One group of patents concentrates on the image processing side. For example, Wang et al. in U.S. Pat. No. 5,848,186 analyzes an image to build a hierarchical tree structure for a table. The table structure is constructed as text in the table is detected and arranged in groups reflecting column and row organization. The table structure emerges to some degree but there is no effort to attach any functionality to the extracted groups of texts. Wang, S Y., and Yagasaki, T., “Feature Extraction System for Identifying Text Within a Table Image,” U.S. Pat. No. 5,848,186, Dec. 8, 1998.
Another example of a patent with the focus on image processing is one by Mahoney in U.S. Pat. No. 6,009,196. Mahoney, J. V., “Method for Classifying Non-running Text in an Image,” U.S. Pat. No. 6,009,196, December 1999. A stated objective of that patent is to provide classification of document regions “as text, a horizontal sequence, a vertical sequence, or a table.” The method does not appear to perform any data extraction.

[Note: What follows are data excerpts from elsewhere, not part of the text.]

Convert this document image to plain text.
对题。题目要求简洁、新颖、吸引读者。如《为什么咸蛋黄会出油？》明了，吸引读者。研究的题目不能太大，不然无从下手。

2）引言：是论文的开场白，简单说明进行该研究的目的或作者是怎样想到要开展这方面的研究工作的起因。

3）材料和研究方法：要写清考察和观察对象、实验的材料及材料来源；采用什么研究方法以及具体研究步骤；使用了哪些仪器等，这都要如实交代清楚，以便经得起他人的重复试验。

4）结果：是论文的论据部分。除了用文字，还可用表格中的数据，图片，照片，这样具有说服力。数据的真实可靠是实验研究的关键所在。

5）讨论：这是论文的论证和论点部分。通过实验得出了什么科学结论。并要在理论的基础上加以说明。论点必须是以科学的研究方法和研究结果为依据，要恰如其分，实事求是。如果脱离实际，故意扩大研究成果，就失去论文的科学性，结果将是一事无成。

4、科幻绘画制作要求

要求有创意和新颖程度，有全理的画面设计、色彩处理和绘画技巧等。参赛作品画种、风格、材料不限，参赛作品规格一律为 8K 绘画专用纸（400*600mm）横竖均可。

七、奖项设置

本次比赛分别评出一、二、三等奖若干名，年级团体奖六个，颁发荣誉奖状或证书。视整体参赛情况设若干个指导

A second group of patents concentrates on retrieving tabular data from textual sources. In general, graphical representation of the document is ignored and what counts is mainly text including blanks between texts. For example, in U.S. Pat. No. 5,950,196 by Pyreddy, table components, such as table lines, caption lines, row headings, and column headings are identified and extracted from textual sources. Pyreddy, P., and Croft, B., “Systems and Methods for Retrieving Tabular Data from Textual Sources,” U.S. Pat. No. 5,950,196, September 1999. The system may produce satisfactory results with regard to the data granularity required for human queries and interpretation. However, it would not likely be applicable for database upload applications.
One approach that appears to be missing from the references is to exploit the synergy between our intuitive understanding of documents and advances in image processing and information retrieval. Using a user's input to indicate structural features and a computer's processing power to search out and extract data from such structures offers a promising approach to information extraction from documents exhibiting regular data structures.